My ex heard that from her mom all the time, I think it put a strain on everything.
This is why I’m so disappointed in my own mother. She can’t see me as her daughter first, atheist second. I refuse to argue with her about who has the correct world view, as that is pointless. But anytime I try to have a respectful conversation about why we need to treat each other with civility, how atheists are people too and we deserve a government that doesn’t discriminate against us, she defaults to the position of hate. She covers her ears like a school kid shouting “naa naa naa.”
Write everything you have/want to say in a letter, maybe? I’ve seen that things like that sometimes help people in similar situations a lot.
I got the exchange on the left twice from my parents: first when I came out gay, then when I came out atheist. They wanted to pray for me both times, first so that God could “heal” me, and then so that God would show himself to me. Of course, when it became clear that the emotional manipulation wouldn’t work any more, they condemned me as a rebellious, arrogant sinner. My dad bellowed, “Do you WANT to go to hell?”
Christian “love” my ass.
My parents are a example of the good kind of Christian love. When I first came out as trans*, they were confused at first (naturally), but were supportive. It was only about 7 years later, on a visit to them, at a dinner table conversation that they quietly stated their opinion that they thought is was wrong to be trans, but they stressed that they loved me unconditionally and accepted me as I am.
In the eleven years since I came out, that was the only time they ever expressed any opposition.
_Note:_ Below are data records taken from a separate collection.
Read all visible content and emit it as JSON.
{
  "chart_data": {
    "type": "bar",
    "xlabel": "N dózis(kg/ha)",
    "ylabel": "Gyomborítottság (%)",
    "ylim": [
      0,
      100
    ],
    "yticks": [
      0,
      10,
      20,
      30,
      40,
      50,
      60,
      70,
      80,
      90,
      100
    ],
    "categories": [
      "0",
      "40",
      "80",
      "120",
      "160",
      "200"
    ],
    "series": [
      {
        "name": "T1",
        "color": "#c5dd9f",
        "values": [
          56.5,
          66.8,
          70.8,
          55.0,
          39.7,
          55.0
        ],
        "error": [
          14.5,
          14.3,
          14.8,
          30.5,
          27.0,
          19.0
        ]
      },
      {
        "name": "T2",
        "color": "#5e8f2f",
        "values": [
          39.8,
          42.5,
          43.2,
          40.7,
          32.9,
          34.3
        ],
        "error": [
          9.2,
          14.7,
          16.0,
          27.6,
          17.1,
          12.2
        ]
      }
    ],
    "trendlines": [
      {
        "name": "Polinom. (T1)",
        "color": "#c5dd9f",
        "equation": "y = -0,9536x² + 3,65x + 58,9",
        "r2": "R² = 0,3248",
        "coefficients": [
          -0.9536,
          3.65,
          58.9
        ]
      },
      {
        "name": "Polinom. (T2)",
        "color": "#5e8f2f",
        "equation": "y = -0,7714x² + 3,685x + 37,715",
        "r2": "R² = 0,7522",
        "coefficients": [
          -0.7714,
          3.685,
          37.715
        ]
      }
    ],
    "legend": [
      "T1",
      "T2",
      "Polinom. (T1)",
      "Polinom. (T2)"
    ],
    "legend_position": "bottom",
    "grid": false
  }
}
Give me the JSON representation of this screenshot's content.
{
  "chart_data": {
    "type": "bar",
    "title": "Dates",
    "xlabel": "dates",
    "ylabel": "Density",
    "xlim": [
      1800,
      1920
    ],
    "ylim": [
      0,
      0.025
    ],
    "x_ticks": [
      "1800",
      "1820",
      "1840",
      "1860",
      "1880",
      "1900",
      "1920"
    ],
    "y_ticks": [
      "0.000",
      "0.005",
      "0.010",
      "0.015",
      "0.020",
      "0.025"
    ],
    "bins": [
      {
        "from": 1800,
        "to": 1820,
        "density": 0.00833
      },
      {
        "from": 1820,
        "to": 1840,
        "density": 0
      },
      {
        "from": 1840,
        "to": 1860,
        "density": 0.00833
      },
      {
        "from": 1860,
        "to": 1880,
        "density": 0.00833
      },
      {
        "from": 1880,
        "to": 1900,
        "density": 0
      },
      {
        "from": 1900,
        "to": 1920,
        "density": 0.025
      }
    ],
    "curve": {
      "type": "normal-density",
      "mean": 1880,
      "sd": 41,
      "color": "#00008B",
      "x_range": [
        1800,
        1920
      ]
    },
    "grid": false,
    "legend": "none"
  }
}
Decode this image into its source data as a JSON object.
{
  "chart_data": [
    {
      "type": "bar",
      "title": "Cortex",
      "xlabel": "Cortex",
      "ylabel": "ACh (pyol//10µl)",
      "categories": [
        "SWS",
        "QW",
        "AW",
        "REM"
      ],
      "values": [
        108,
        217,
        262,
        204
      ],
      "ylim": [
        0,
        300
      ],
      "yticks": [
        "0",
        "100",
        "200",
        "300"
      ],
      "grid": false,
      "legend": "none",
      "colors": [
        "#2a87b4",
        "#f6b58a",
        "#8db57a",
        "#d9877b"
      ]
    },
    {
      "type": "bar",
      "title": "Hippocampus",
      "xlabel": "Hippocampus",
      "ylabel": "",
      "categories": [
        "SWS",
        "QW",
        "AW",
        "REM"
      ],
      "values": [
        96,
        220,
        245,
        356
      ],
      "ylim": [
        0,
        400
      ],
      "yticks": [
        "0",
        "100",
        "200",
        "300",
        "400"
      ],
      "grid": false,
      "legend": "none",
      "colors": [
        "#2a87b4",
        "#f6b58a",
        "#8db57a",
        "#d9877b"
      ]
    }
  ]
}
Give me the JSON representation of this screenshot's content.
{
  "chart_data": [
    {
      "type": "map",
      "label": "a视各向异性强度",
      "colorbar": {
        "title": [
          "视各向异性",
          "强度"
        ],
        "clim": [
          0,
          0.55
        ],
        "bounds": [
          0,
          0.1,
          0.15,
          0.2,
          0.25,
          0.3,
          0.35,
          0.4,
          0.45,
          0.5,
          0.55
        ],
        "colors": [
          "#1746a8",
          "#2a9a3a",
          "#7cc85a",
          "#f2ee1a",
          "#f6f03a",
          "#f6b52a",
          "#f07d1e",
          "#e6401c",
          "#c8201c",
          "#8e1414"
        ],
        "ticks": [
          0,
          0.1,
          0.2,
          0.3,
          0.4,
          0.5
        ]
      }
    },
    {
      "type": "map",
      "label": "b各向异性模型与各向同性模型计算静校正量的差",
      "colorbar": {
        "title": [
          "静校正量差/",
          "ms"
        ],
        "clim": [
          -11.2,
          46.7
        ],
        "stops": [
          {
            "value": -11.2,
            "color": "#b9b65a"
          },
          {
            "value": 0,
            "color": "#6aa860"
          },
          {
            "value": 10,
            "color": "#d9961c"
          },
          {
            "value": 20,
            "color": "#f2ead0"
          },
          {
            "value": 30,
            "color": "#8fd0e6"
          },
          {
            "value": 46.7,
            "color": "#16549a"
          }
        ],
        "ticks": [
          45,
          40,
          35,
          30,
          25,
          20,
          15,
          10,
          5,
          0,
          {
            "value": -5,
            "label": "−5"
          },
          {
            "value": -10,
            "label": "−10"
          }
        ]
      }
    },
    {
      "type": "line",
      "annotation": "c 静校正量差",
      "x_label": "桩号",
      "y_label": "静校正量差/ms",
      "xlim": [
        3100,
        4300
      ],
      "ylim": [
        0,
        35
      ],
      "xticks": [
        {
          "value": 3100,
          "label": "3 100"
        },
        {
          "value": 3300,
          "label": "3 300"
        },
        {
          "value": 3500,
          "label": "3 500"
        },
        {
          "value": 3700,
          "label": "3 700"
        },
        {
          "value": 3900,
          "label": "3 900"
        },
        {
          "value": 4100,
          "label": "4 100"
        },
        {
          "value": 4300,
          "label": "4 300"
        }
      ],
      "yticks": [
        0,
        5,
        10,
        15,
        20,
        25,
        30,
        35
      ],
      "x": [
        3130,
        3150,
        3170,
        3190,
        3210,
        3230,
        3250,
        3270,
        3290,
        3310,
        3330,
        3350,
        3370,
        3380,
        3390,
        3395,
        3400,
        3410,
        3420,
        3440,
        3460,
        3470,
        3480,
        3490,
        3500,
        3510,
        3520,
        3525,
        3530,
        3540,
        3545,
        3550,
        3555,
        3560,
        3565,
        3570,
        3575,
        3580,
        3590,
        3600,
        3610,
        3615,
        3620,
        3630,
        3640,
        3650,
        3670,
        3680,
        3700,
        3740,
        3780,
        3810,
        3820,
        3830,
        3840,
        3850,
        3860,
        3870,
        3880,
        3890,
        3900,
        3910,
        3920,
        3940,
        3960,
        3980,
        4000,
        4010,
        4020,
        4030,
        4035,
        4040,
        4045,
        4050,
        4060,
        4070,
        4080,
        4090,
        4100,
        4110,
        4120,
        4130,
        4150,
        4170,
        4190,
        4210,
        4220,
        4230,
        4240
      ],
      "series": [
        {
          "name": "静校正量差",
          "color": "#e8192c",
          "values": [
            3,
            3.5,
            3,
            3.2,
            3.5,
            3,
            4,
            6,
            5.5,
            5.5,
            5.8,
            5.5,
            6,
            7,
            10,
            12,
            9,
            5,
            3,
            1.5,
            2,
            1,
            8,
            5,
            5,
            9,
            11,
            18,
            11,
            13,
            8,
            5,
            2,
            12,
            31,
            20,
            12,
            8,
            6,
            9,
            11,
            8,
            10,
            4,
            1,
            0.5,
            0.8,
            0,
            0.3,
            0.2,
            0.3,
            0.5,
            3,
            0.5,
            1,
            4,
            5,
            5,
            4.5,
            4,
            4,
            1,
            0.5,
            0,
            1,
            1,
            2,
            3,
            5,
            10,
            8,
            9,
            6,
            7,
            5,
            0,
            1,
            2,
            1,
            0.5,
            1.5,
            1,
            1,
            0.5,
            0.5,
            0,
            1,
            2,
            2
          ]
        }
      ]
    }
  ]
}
Contrast that to my siblings who, as soon as I came out to them sent me weepy notes about how I was “breaking their heart” and while I thought this would make me happy they insisted it out only lead to a life of “woe and despair”.
On the other hand, all 5 of my Mennonite aunts have been vocally supportive, sending me flowers and “coming out” greeting cards. One even switched churches to one that was LGBT affirming because of me. Another was inspired by me to come out herself as lesbian at the age of 65.